A maximum of Rs 1.5 lakh can be deposited during the financial year. It would fetch an interest rate of 9.1 per cent and provide income tax rebate. The account can be opened in any post office or authorized branches of commercial banks. The account will remain operative for 21 years from the date of opening of the account or marriage of the girl child after attaining 18 years of age. The operation of the account shall not be permitted beyond the date of the girl’s marriage. The deposits in Sukanya Samridhi scheme can be made in the form of cash or demand draft or cheque.

The rate of interest is not fixed and will be notified by the central government on a yearly basis. The account can be transferred anywhere in India if the girl shifts to a place other than the city where the account is. To meet the requirement of higher education expenses or marriage, partial withdrawal of 50 per cent of the balance would be allowed after the girl child has attain 18 years of age.

On attaining age of ten years, the account holder that is the girl child may herself operate the account, however, deposit in the account may be made by the guardian or parents. In the event of death of the account holder, the account shall be closed immediately on production of death certificate.

The balance at the credit of the account shall be paid along with interest till the month proceeding the month of premature closure of the account, to the guardian of the account holder. Public Provident Fund (PPF) has E-E-E tax rule. As per this rule – contributions, accumulation (interest amount) and withdrawal are all exempted from income tax. There is a great chance of including SSA under E-E-E category.

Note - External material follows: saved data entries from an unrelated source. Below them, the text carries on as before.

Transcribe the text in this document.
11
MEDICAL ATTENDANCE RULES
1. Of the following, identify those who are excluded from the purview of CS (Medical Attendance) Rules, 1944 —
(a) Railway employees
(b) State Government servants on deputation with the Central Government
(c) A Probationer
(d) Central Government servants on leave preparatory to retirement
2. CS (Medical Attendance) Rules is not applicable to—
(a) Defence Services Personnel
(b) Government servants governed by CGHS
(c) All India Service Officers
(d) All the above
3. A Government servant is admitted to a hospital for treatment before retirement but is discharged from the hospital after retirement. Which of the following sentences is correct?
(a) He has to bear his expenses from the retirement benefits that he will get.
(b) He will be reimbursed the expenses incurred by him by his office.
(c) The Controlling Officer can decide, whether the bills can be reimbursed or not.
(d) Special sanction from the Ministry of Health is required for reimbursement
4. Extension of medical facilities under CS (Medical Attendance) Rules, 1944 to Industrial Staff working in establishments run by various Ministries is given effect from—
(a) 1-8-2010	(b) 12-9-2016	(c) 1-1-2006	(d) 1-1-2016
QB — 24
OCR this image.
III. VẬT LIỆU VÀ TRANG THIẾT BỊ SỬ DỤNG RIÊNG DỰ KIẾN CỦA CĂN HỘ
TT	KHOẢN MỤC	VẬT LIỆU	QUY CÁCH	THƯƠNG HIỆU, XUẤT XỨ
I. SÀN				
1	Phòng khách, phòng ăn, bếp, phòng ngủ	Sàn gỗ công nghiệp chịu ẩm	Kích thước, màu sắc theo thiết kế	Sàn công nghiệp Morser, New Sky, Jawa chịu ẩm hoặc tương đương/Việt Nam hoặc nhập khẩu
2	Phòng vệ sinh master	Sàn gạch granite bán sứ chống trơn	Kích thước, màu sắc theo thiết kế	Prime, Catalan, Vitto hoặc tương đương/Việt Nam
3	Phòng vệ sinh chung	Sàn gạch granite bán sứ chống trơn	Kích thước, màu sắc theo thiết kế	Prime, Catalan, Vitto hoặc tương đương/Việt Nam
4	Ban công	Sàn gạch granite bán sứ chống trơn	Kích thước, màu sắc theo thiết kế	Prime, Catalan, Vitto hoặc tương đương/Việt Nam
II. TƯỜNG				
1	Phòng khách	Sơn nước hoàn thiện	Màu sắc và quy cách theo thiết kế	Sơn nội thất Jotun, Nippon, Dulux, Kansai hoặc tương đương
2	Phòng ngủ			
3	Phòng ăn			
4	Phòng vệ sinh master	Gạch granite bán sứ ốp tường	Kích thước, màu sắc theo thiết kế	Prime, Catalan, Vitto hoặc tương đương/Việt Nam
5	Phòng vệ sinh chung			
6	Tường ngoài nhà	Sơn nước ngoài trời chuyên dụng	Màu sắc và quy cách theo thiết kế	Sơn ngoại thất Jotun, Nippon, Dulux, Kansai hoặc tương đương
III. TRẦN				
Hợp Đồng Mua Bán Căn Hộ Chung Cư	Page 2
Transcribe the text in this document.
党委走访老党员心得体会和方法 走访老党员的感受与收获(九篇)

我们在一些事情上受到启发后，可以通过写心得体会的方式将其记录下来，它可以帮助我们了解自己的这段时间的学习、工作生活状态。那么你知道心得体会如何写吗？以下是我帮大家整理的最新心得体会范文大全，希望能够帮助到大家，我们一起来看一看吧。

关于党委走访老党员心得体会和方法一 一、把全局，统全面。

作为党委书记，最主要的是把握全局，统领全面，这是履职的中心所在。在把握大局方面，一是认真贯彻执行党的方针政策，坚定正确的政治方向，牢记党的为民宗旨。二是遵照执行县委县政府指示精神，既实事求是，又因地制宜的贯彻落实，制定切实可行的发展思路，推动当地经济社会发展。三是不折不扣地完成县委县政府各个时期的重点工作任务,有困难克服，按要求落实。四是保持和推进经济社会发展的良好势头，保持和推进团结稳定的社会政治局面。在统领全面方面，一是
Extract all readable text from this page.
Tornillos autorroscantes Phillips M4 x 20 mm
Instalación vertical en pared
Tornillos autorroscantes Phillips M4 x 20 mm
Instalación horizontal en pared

This is great scheme for girl child development, as it will put forward a step toward elimination of gender discrimination among children. This will also encourage parents to ensure equitable share to a girl child in resources and savings of a family. But this all depends upon the mentality of people that how positively they will treat this and prepare them for the change that we all want for the women of India. No doubt that implementing the things step by step will lead to stable position for the women in the country.